Usually I add anywhere between 20-100ng of Vector with Insert concentrations 1X/3X/5X/7X/10X higher than the vector. After that I use 5ul of my ligation with 50ul of XL10 Gold cells and transform the entire 55ul reaction mix onto Agar LB plates.

I usually run the ligation for 10 min at room temperature but today I will be running differing times to see if it helps as well as with a phosphotase reaction on some of the vectors.

A good note is that for most of these reactions my insert concentration samples were incredibly low so there has never been a lot of ddH2O in my reactions because there was virtually no room for it. The latest ligation that showed some bands I had a better insert sample so I'm trying to see if running the ligation longer will create a stronger band.

Update for now:

I have been using the pGEMT-easy vector from Promega. This vector acts similarly to blue-script in which colonies can easily be screened (blue meaning no insert, white meaning insert). My plates all contained white colonies (I thought 100% efficiency was a bit strange but perhaps that is normal) and have begun testing them to see if the proper insert is there. Initial gel phoresis is showing promising results with the STN1 1.1kb insert ligated into the pGEMT-easy vector. I will be sequencing soon with T7 and SP6 primers.

I decided to use this system I have been told by various cloning experts that using just a PCR product with restriction sites on the end is a more difficult method to get working so I decided to find a cloning vector.

The next step is to clone in the insert into the pcDNA 3.1 mCherry vector and test using phoresis and sequencing. Afterwards the desired product is more or less achieved and ready for use.

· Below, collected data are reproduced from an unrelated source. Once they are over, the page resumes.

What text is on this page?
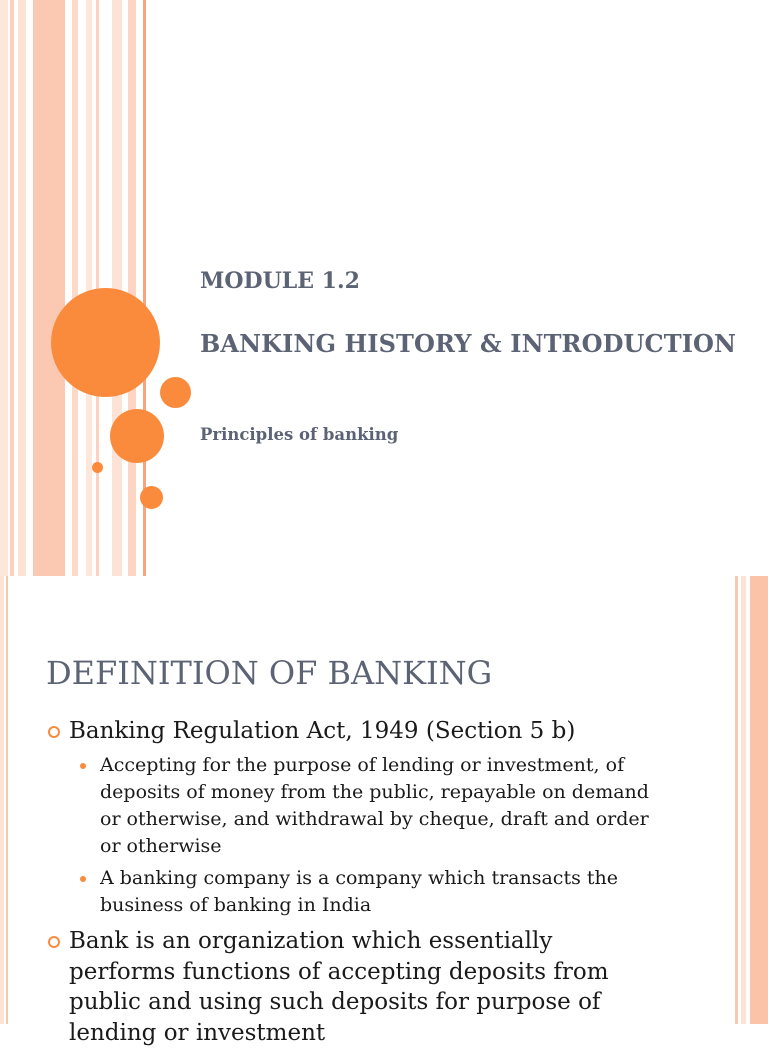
MODULE 1.2
BANKING HISTORY & INTRODUCTION
Principles of banking
DEFINITION OF BANKING
Banking Regulation Act, 1949 (Section 5 b)
Accepting for the purpose of lending or investment, of deposits of money from the public, repayable on demand or otherwise, and withdrawal by cheque, draft and order or otherwise
A banking company is a company which transacts the business of banking in India
Bank is an organization which essentially performs functions of accepting deposits from public and using such deposits for purpose of lending or investment
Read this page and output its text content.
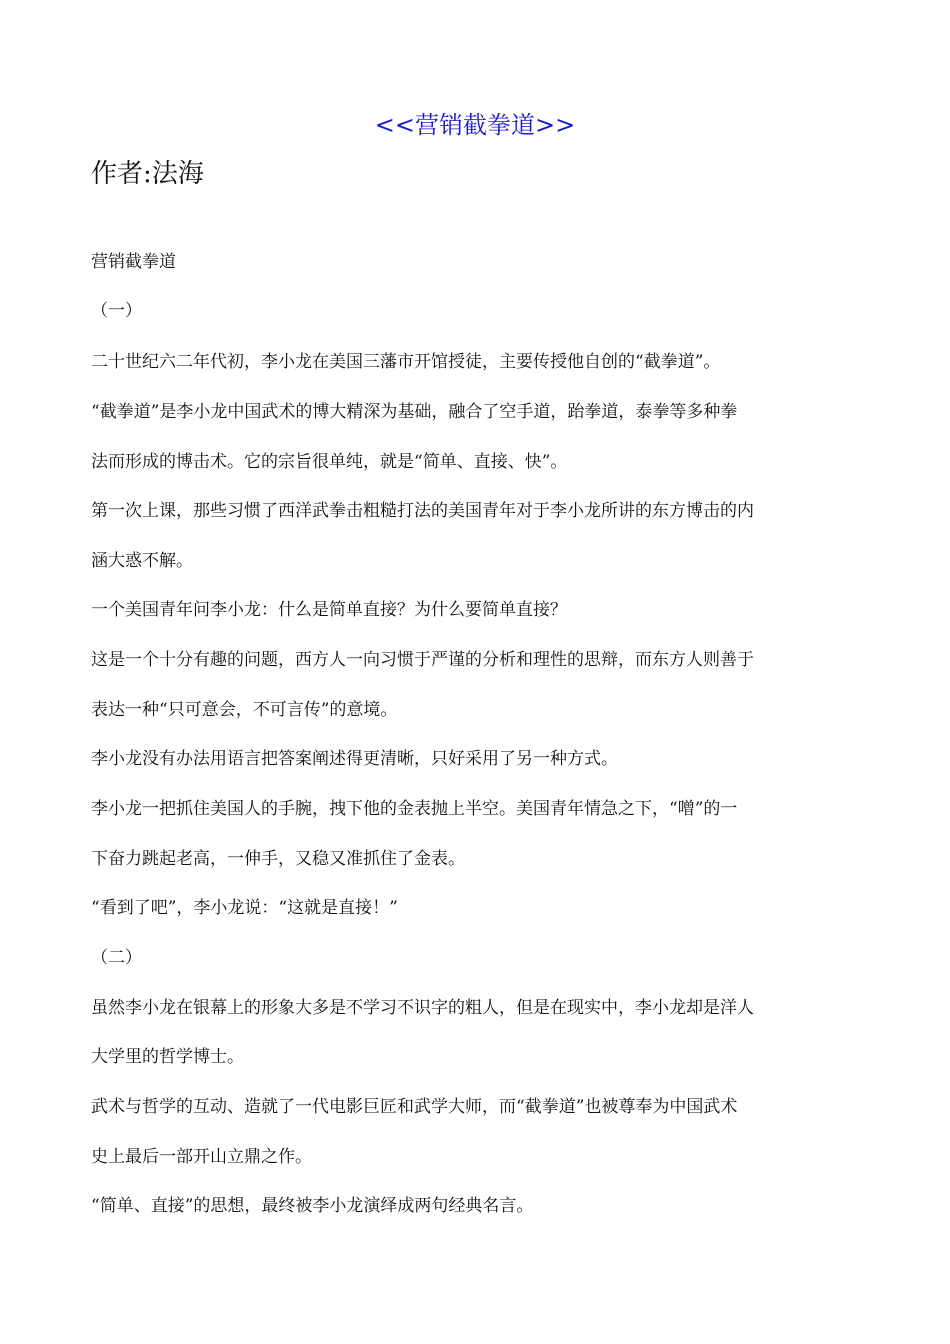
<<营销截拳道>>
作者:法海
营销截拳道
（一）
二十世纪六二年代初，李小龙在美国三藩市开馆授徒，主要传授他自创的“截拳道”。
“截拳道”是李小龙中国武术的博大精深为基础，融合了空手道，跆拳道，泰拳等多种拳
法而形成的博击术。它的宗旨很单纯，就是“简单、直接、快”。
第一次上课，那些习惯了西洋武拳击粗糙打法的美国青年对于李小龙所讲的东方博击的内
涵大惑不解。
一个美国青年问李小龙：什么是简单直接？为什么要简单直接？
这是一个十分有趣的问题，西方人一向习惯于严谨的分析和理性的思辩，而东方人则善于
表达一种“只可意会，不可言传”的意境。
李小龙没有办法用语言把答案阐述得更清晰，只好采用了另一种方式。
李小龙一把抓住美国人的手腕，拽下他的金表抛上半空。美国青年情急之下，“噌”的一
下奋力跳起老高，一伸手，又稳又准抓住了金表。
“看到了吧”，李小龙说：“这就是直接！”
（二）
虽然李小龙在银幕上的形象大多是不学习不识字的粗人，但是在现实中，李小龙却是洋人
大学里的哲学博士。
武术与哲学的互动、造就了一代电影巨匠和武学大师，而“截拳道”也被尊奉为中国武术
史上最后一部开山立鼎之作。
“简单、直接”的思想，最终被李小龙演绎成两句经典名言。
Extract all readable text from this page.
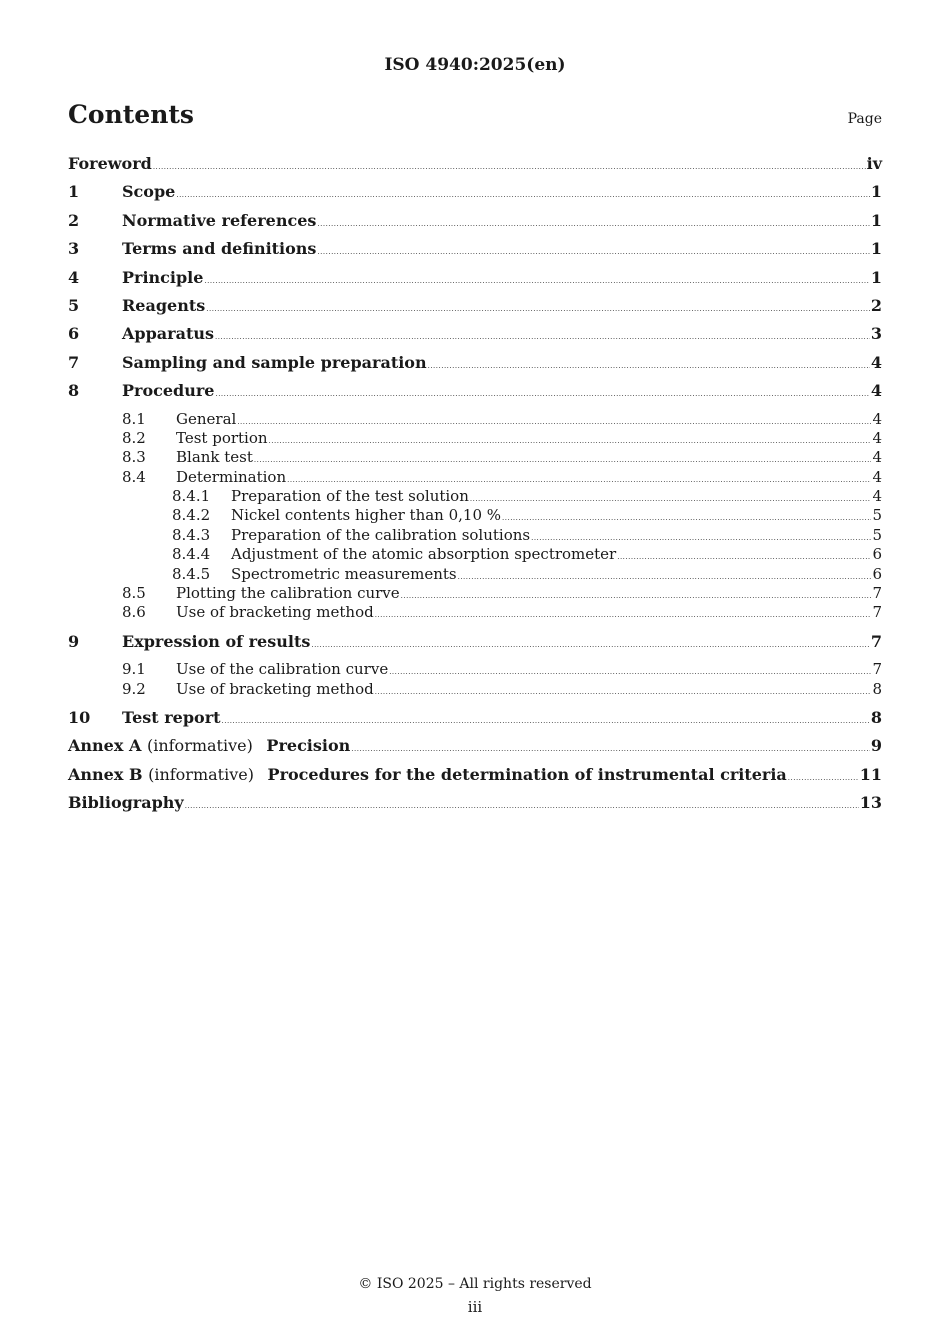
ISO 4940:2025(en)
Contents	Page
Foreword .....	iv
1	Scope .....	1
2	Normative references .....	1
3	Terms and definitions .....	1
4	Principle .....	1
5	Reagents .....	2
6	Apparatus .....	3
7	Sampling and sample preparation .....	4
8	Procedure .....	4
8.1	General .....	4
8.2	Test portion .....	4
8.3	Blank test .....	4
8.4	Determination .....	4
8.4.1	Preparation of the test solution .....	4
8.4.2	Nickel contents higher than 0,10 % .....	5
8.4.3	Preparation of the calibration solutions .....	5
8.4.4	Adjustment of the atomic absorption spectrometer .....	6
8.4.5	Spectrometric measurements .....	6
8.5	Plotting the calibration curve .....	7
8.6	Use of bracketing method .....	7
9	Expression of results .....	7
9.1	Use of the calibration curve .....	7
9.2	Use of bracketing method .....	8
10	Test report .....	8
Annex A (informative) Precision .....	9
Annex B (informative) Procedures for the determination of instrumental criteria .....	11
Bibliography .....	13
© ISO 2025 – All rights reserved
iii
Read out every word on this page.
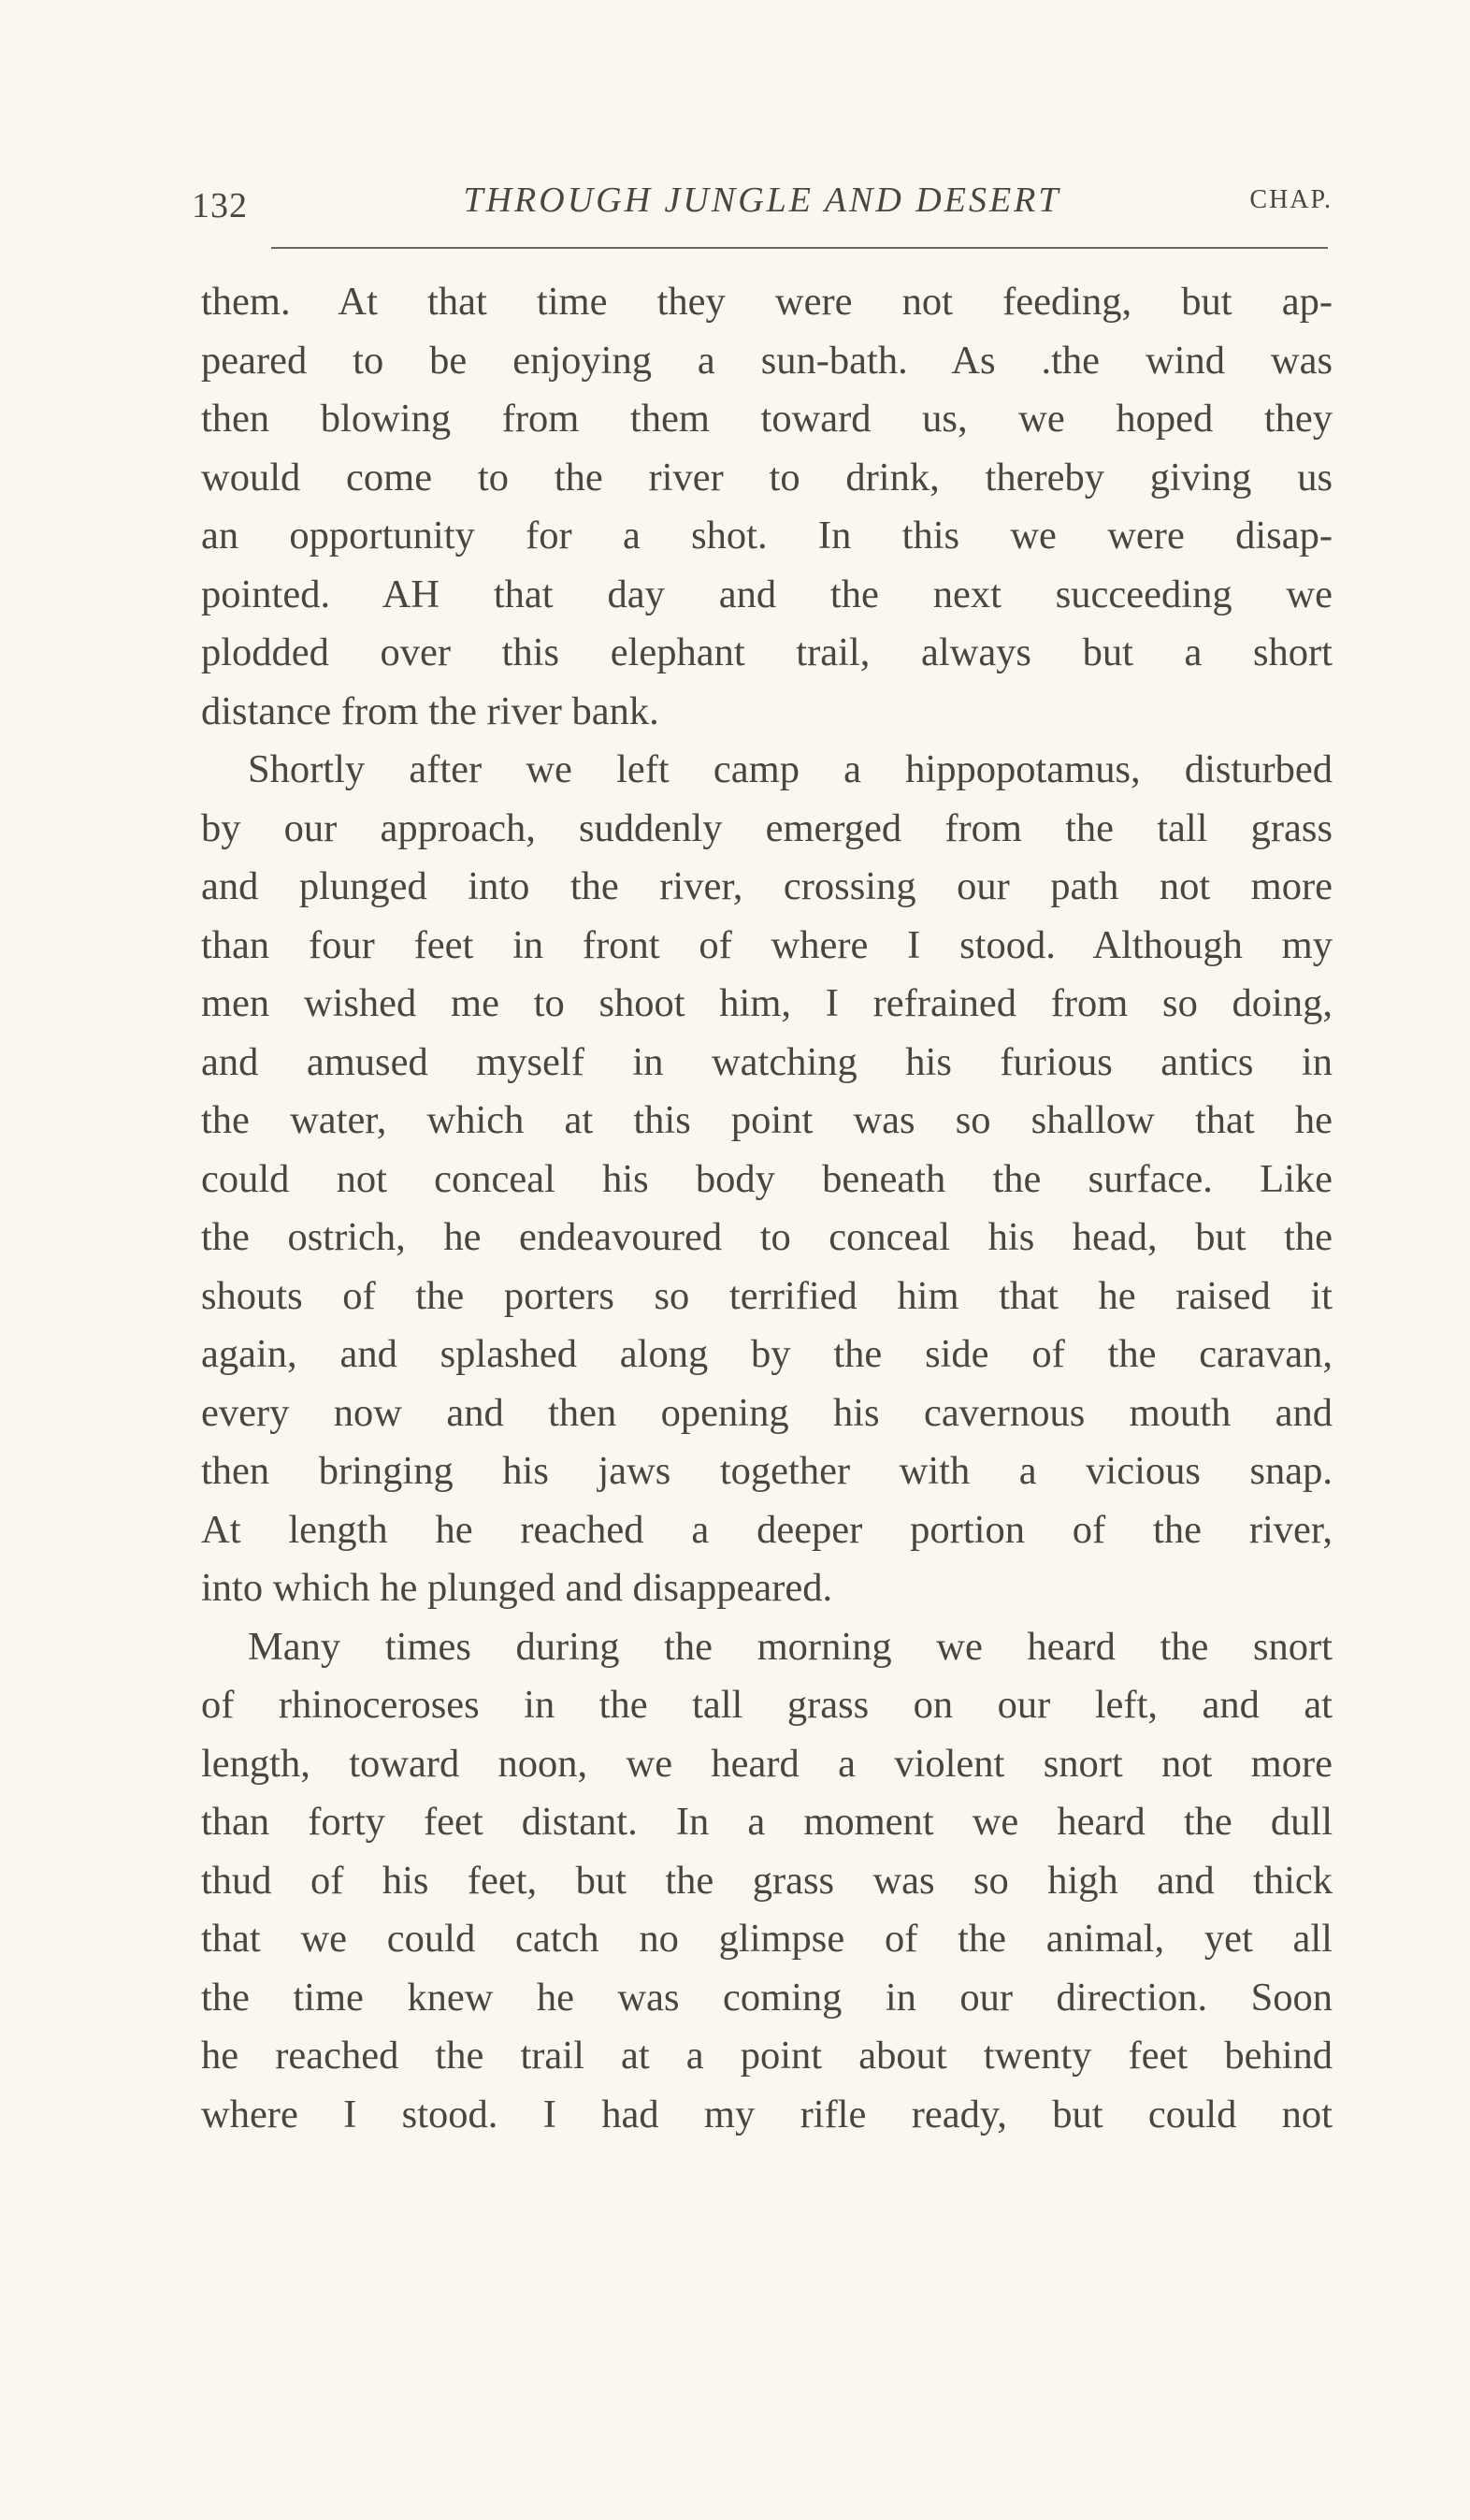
132	THROUGH JUNGLE AND DESERT	CHAP.
them. At that time they were not feeding, but ap-
peared to be enjoying a sun-bath. As .the wind was
then blowing from them toward us, we hoped they
would come to the river to drink, thereby giving us
an opportunity for a shot. In this we were disap-
pointed. AH that day and the next succeeding we
plodded over this elephant trail, always but a short
distance from the river bank.
Shortly after we left camp a hippopotamus, disturbed
by our approach, suddenly emerged from the tall grass
and plunged into the river, crossing our path not more
than four feet in front of where I stood. Although my
men wished me to shoot him, I refrained from so doing,
and amused myself in watching his furious antics in
the water, which at this point was so shallow that he
could not conceal his body beneath the surface. Like
the ostrich, he endeavoured to conceal his head, but the
shouts of the porters so terrified him that he raised it
again, and splashed along by the side of the caravan,
every now and then opening his cavernous mouth and
then bringing his jaws together with a vicious snap.
At length he reached a deeper portion of the river,
into which he plunged and disappeared.
Many times during the morning we heard the snort
of rhinoceroses in the tall grass on our left, and at
length, toward noon, we heard a violent snort not more
than forty feet distant. In a moment we heard the dull
thud of his feet, but the grass was so high and thick
that we could catch no glimpse of the animal, yet all
the time knew he was coming in our direction. Soon
he reached the trail at a point about twenty feet behind
where I stood. I had my rifle ready, but could not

After checking the cell colonies through restriction digests with the enzymes Pac1/Sgs1 the results show me that the restriction sites are not there. I have also gotten bands similar to previous ligation that ended up being recombinants that the XL10 gold cells used to get around the ampicillin.

I am currently sequencing the plasmid from the colonies and running yet another digest to check if the pGEM-Teasy vector is present or if the old restriction sites for STN1 were kept and the new ones were for some reason not place on there by PCR.

Will update with results soon. 

So the pGEM-Teasy system did not work either. Somehow the insert was placed in the vector but it did not have the restriction sites we wanted, instead it kept the old restriction sites. Apparently the primers may have been mixed up in such a way that a PCR product with the old primers was used instead of the ones with the proper sites for digestion.

The major problem seems to be that the PCR products themselves have very low concentration even when the signal from UV imaging in the electrophoresis gel is very high. We suspect there may be a problem with our nanodrop machine and will be analyzing the gel samples a different way.

Hopefully that fixes the problem. Thank you all for the help.